Elisrasib combined with pembrolizumab demonstrated compelling antitumor activity in previously untreated G12C-mutated NSCLC patients. Among 48 evaluable patients, the ORR was 81.3%, with efficacy observed across all PD-L1 expression subgroups: ORR was 70.6% (n=17) in patients with PD-L1 TPS <1%, 72.7% (n=11) in those with TPS 1%–49%, and 95.0% (n=20) in those with TPS ≥50%. The DCR was 97.9%.
Median PFS was not reached (95% CI: 8.4, not reached), with 6-month and 12-month PFS rates of 74.6% and 53.7%, respectively. Median OS was not reached, with a 12-month OS rate of 88.8%. As of the data cutoff date, 82.7% of patients remained on treatment.
The safety profile of the combination regimen was consistent with the known safety profiles of each agent individually. The ≥Grade 3 TRAE rate was 32.7%, with most serious adverse events related to pembrolizumab; the serious TRAE rate was 17.3%. No new or unexpected safety signals were observed for elisrasib, and the overall safety profile was superior to the current standard of care, pembrolizumab combined with chemotherapy.
Expert Commentary
Professor Shun Lu from Shanghai Chest Hospital, Shanghai Jiao Tong University School of Medicine, and the study presenter, stated: “The first-line data for elisrasib are encouraging. Whether as monotherapy or in combination with pembrolizumab, it demonstrates consistently potent antitumor activity across different PD-L1 expression subgroups. Its favorable tolerability and rapid onset of action fully highlight the clinical application potential of this drug for patients with KRAS G12C-mutated non-small cell lung cancer (NSCLC).”

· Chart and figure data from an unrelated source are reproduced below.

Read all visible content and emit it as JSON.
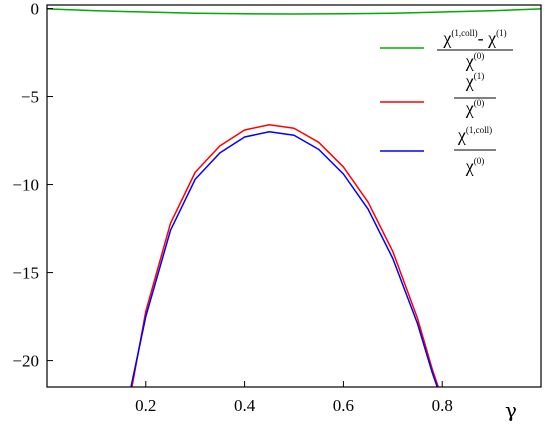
{
  "chart_data": {
    "type": "line",
    "xlabel": "γ",
    "ylabel": "",
    "xlim": [
      0.0,
      1.0
    ],
    "ylim": [
      -21.5,
      0.2
    ],
    "x_ticks": [
      "0.2",
      "0.4",
      "0.6",
      "0.8"
    ],
    "y_ticks": [
      "0",
      "−5",
      "−10",
      "−15",
      "−20"
    ],
    "x_tick_values": [
      0.2,
      0.4,
      0.6,
      0.8
    ],
    "y_tick_values": [
      0,
      -5,
      -10,
      -15,
      -20
    ],
    "legend_position": "top-right",
    "series": [
      {
        "name": "(χ^(1,coll) − χ^(1)) / χ^(0)",
        "color": "#00aa00",
        "x": [
          0.0,
          0.1,
          0.2,
          0.3,
          0.4,
          0.5,
          0.6,
          0.7,
          0.8,
          0.9,
          1.0
        ],
        "y": [
          -0.02,
          -0.13,
          -0.2,
          -0.27,
          -0.3,
          -0.31,
          -0.3,
          -0.27,
          -0.2,
          -0.13,
          -0.02
        ]
      },
      {
        "name": "χ^(1) / χ^(0)",
        "color": "#ff0000",
        "x": [
          0.172,
          0.2,
          0.25,
          0.3,
          0.35,
          0.4,
          0.45,
          0.5,
          0.55,
          0.6,
          0.65,
          0.7,
          0.75,
          0.78,
          0.792
        ],
        "y": [
          -21.5,
          -17.2,
          -12.2,
          -9.3,
          -7.8,
          -6.9,
          -6.6,
          -6.8,
          -7.6,
          -9.0,
          -11.0,
          -13.8,
          -17.6,
          -20.5,
          -21.5
        ]
      },
      {
        "name": "χ^(1,coll) / χ^(0)",
        "color": "#0000ff",
        "x": [
          0.17,
          0.2,
          0.25,
          0.3,
          0.35,
          0.4,
          0.45,
          0.5,
          0.55,
          0.6,
          0.65,
          0.7,
          0.75,
          0.78,
          0.79
        ],
        "y": [
          -21.5,
          -17.5,
          -12.6,
          -9.7,
          -8.2,
          -7.3,
          -7.0,
          -7.2,
          -8.0,
          -9.4,
          -11.4,
          -14.2,
          -17.9,
          -20.7,
          -21.5
        ]
      }
    ]
  },
  "legend_items": [
    {
      "id": "diff",
      "color": "#00aa00",
      "num_base": "χ",
      "num_sup": "(1,coll)",
      "num_mid": "- χ",
      "num_sup2": "(1)",
      "den_base": "χ",
      "den_sup": "(0)"
    },
    {
      "id": "chi1",
      "color": "#ff0000",
      "num_base": "χ",
      "num_sup": "(1)",
      "num_mid": "",
      "num_sup2": "",
      "den_base": "χ",
      "den_sup": "(0)"
    },
    {
      "id": "coll",
      "color": "#0000ff",
      "num_base": "χ",
      "num_sup": "(1,coll)",
      "num_mid": "",
      "num_sup2": "",
      "den_base": "χ",
      "den_sup": "(0)"
    }
  ]
}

Dr. Zhijian Chen, Founder, Chairman, and CEO of D3 Bio, said: “Elisrasib has shown highly promising efficacy signals in both monotherapy and combination therapy for first-line NSCLC, bringing new hope to this patient population that has long lacked effective treatment options. We believe these results support the continued advancement and accelerated development of elisrasib in Phase III randomized studies.”